Intel, Intel logo, Intel Inside, Intel Inside logo, Intel Centrino,
Intel Centrino logo, Celeron, Intel Xeon, Intel SpeedStep, Itanium, and
Pentium are trademarks or registered trademarks of Intel Corporation or its
subsidiaries in the United States and other countries.
Other company, product, or service names may be trademarks or
service marks of others.
THIRD-PARTY LICENSE TERMS AND CONDITIONS, NOTICES AND INFORMATION
The license agreement for this product refers you to this file for
details concerning terms and conditions applicable to third party
software code included in this product, and for certain notices
and other information IBM must provide to you under its license
to certain software code. The relevant terms and conditions,
notices and other information are provided or referenced below.
Please note that any non-English version of the licenses below is
unofficial and is provided to you for your convenience only. The
English version of the licenses below, provided as part of the
English version of this file, is the official version.

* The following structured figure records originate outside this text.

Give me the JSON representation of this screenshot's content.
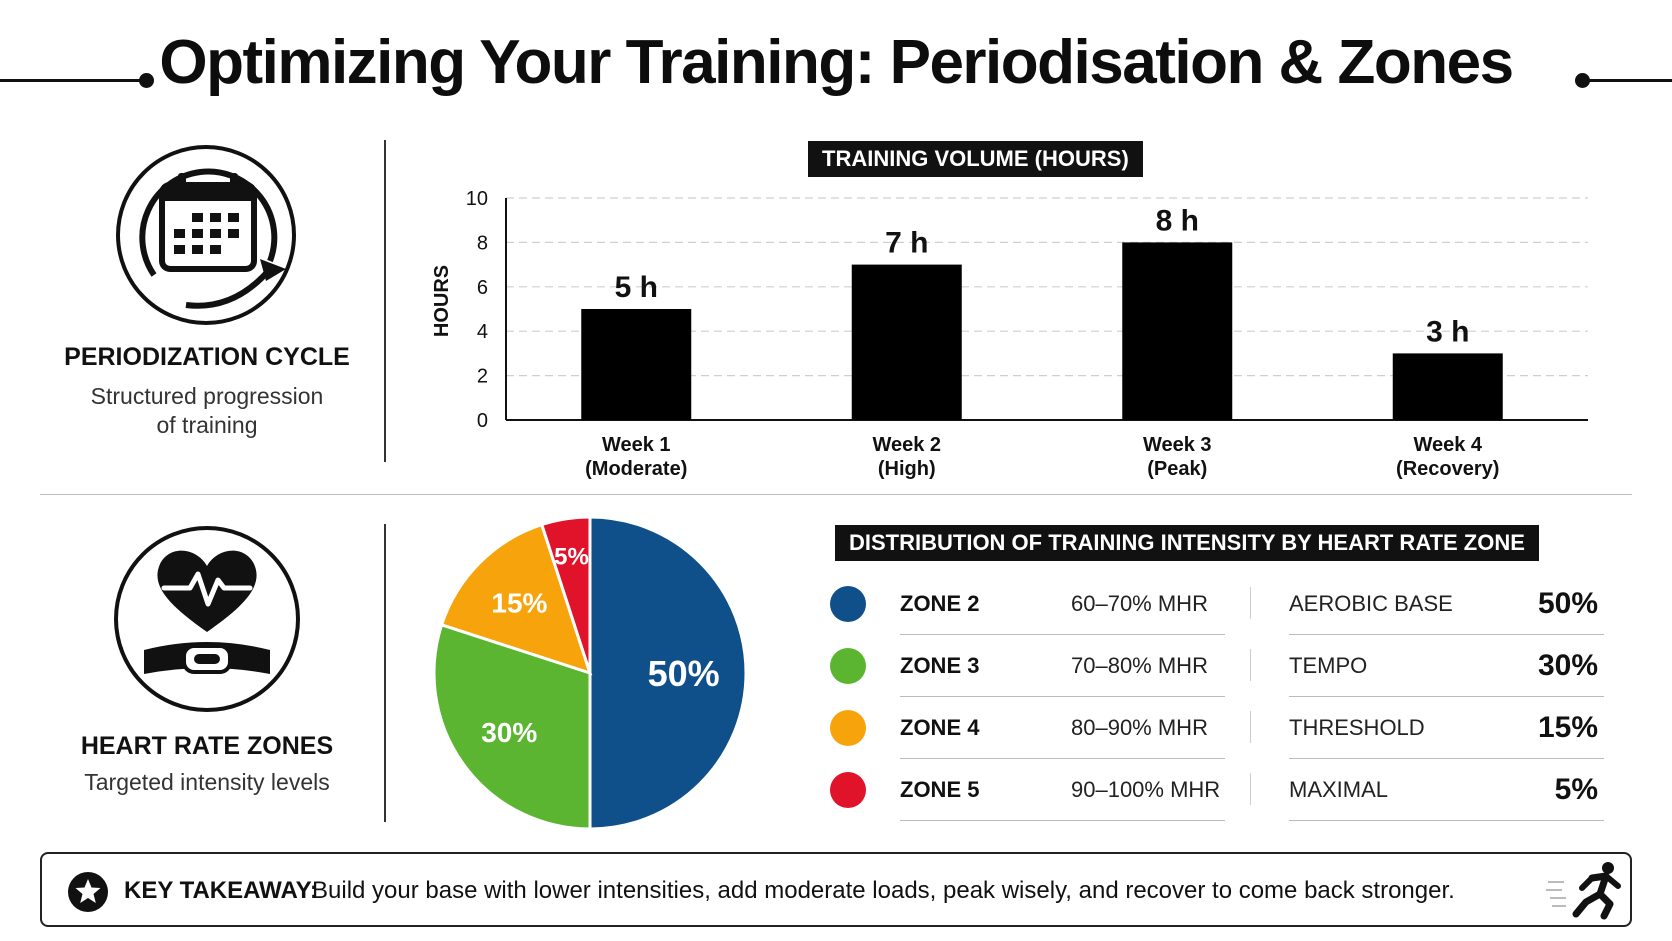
{
  "header": {
    "title": "Optimizing Your Training: Periodisation & Zones"
  },
  "periodization": {
    "icon": "calendar-cycle-icon",
    "title": "PERIODIZATION CYCLE",
    "subtitle_line1": "Structured progression",
    "subtitle_line2": "of training"
  },
  "heart_rate": {
    "icon": "heart-monitor-icon",
    "title": "HEART RATE ZONES",
    "subtitle": "Targeted intensity levels"
  },
  "chart_data": [
    {
      "type": "bar",
      "title": "TRAINING VOLUME (HOURS)",
      "ylabel": "HOURS",
      "xlabel": "",
      "ylim": [
        0,
        10
      ],
      "yticks": [
        0,
        2,
        4,
        6,
        8,
        10
      ],
      "categories": [
        {
          "line1": "Week 1",
          "line2": "(Moderate)"
        },
        {
          "line1": "Week 2",
          "line2": "(High)"
        },
        {
          "line1": "Week 3",
          "line2": "(Peak)"
        },
        {
          "line1": "Week 4",
          "line2": "(Recovery)"
        }
      ],
      "values": [
        5,
        7,
        8,
        3
      ],
      "data_labels": [
        "5 h",
        "7 h",
        "8 h",
        "3 h"
      ],
      "grid": true,
      "bar_color": "#000000"
    },
    {
      "type": "pie",
      "title": "DISTRIBUTION OF TRAINING INTENSITY BY HEART RATE ZONE",
      "slices": [
        {
          "zone": "ZONE 2",
          "range": "60–70% MHR",
          "name": "AEROBIC BASE",
          "value": 50,
          "label": "50%",
          "color": "#0f4f8a"
        },
        {
          "zone": "ZONE 3",
          "range": "70–80% MHR",
          "name": "TEMPO",
          "value": 30,
          "label": "30%",
          "color": "#5bb531"
        },
        {
          "zone": "ZONE 4",
          "range": "80–90% MHR",
          "name": "THRESHOLD",
          "value": 15,
          "label": "15%",
          "color": "#f7a30c"
        },
        {
          "zone": "ZONE 5",
          "range": "90–100% MHR",
          "name": "MAXIMAL",
          "value": 5,
          "label": "5%",
          "color": "#e0132a"
        }
      ],
      "legend": "right"
    }
  ],
  "takeaway": {
    "icon": "star-icon",
    "label": "KEY TAKEAWAY:",
    "text": "Build your base with lower intensities, add moderate loads, peak wisely, and recover to come back stronger.",
    "decoration": "runner-icon"
  }
}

Notwithstanding the terms and conditions of any other agreement
you may have with IBM or any of its related or affiliated entities
(collectively "IBM"), the third party software code identified
below are "Excluded Components" and are subject to the following
terms and conditions:
- the Excluded Components are provided on an "AS IS" basis
- IBM DISCLAIMS ANY AND ALL EXPRESS AND IMPLIED WARRANTIES AND CONDITIONS WITH RESPECT TO THE EXCLUDED COMPONENTS, INCLUDING, BUT NOT LIMITED TO, THE WARRANTY OF NON-INFRINGEMENT OR INTERFERENCE AND THE IMPLIED WARRANTIES AND CONDITIONS OF MERCHANTABILITY AND FITNESS FOR A PARTICULAR PURPOSE
- IBM will not be liable to you or indemnify you for any claims related to the Excluded Components
- IBM will not be liable for any direct, indirect, incidental, special, exemplary, punitive or consequential damages with respect to the Excluded Components.